The two sisters sat companionably with steaming mugs of coffee.
‘Mam told me about poor old Nell. I’m sure Sam’s very upset. I can remember the wee pet following him about. Even though she was too old to be of much use on the farm, Sam took her everywhere with him.’
‘Yeah, it’s very sad, especially this weekend. Oh well, at least she didn’t suffer too long.’
‘Where did Sam bury her?’
‘In the back garden. The new lad, Karol, buried her. I didn’t think of getting Mam and Sam out to see her put under, but then perhaps I’m being sentimental.’
‘We were all fond of her.’
The sisters reminisced about Nell for a while, and then Aoife asked, ‘Where is Sandy? Didn’t she come down with you?’ Sandy was Aoife’s godchild, and she always felt a close bond with her.
‘Oh, she’s out in the front room with Mam, glued to her phone and moaning about the abysmal Wi-Fi. I swear she watches more TV than anyone I know and if she isn’t staring at the TV she’s attached to her iPod or tapping dementedly on her mobile phone to her legions of friends.’
Aoife laughed. ‘In other words, she’s a typical teenager. What about Colm? Is he here too?’ Before Kate had time to answer, Aoife’s chair was shoved from behind and she watched as her young nephew raced past her towards the door.
‘Hold up, young man, and say hello to your aunt!’
He stopped and shuffled his feet.
‘Sorry, Aoife, I didn’t see you.’ He gave her his peculiar side hug and stood staring awkwardly at her as he tried to think of something to say to the aunt he infrequently saw.
She grinned at him. ‘I hear you’re doing great things on the team. Nana told me she’s exhausted counting all the goals and points that you score.’
Colm squirmed and stared at his feet.
‘How about I come and see you play next time?’ Aoife asked.
‘I’m playing next Saturday. If you’re here you could watch with Mammy.’
‘I’ll do my best to come and cheer you on, Colm. Tell me this, do your mammy and daddy embarrass you with their screaming and cheering and giving out to the referee when you’re playing?’
Colm looked away and muttered, ‘Daddy doesn’t come, and Mammy can only come if she’s not working.’
Kate grimaced at her son. ‘You know that your dad tries to make the matches and perhaps he’ll be there on Saturday.’
Colm dropped his head, grunted, ‘Yeah, sure,’ and raced to the door.
Kate avoided Aoife’s eye and returned to the sink where she busied herself putting the lettuce leaves in the salad-spinner.
‘How is Kenny?’
‘Kenny is OK, but he’s worried about work. They’re laying off people at his firm and I think he’s afraid that he may be next on the hit list.’
Aoife got up and squeezed her sister’s arm. ‘I’m sorry, Kate. If the worst happens, will you manage?’

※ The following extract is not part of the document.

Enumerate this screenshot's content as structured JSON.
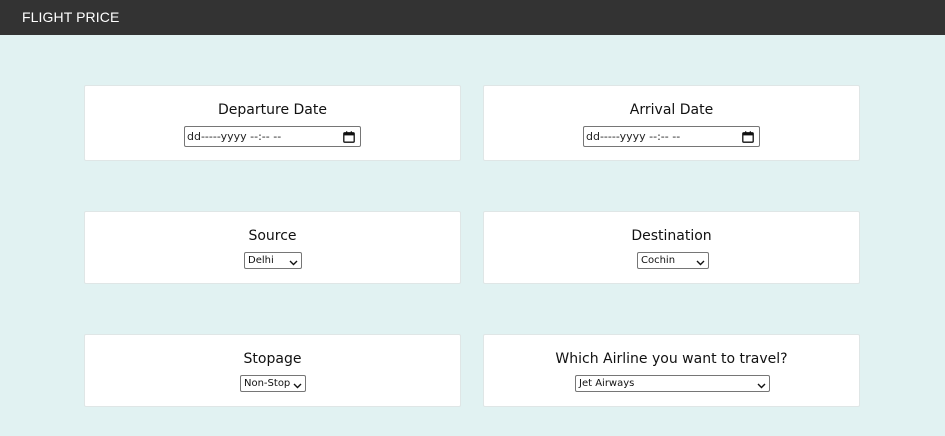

‘We’ll manage. My job is secure, thank God, but we have our mortgage to pay. Of course, things will be tight but we’ll get by. But I’m afraid that Kenny will find it hard to cope with unemployment. He’s forty-five, and I’m not sure if he will find it easy to get another job. What I’m really afraid of, I suppose, is that he’ll get depressed.’
Kate avoided Aoife’s gaze and looked away, her eyes tipping over with tears.
‘What is it, Kate? Talk to me. I know there’s something more upsetting you.’
Kate wiped her eyes and smiled weakly. ‘Kenny had a bad bout of depression about ten years ago. He was like a lost soul, he couldn’t function. For three weeks he just sat in his dressing gown and stared at the TV even when it wasn’t on. I got help for him, but for a year he was so low, almost broken. I’m worried that the same thing will happen if he loses his job.’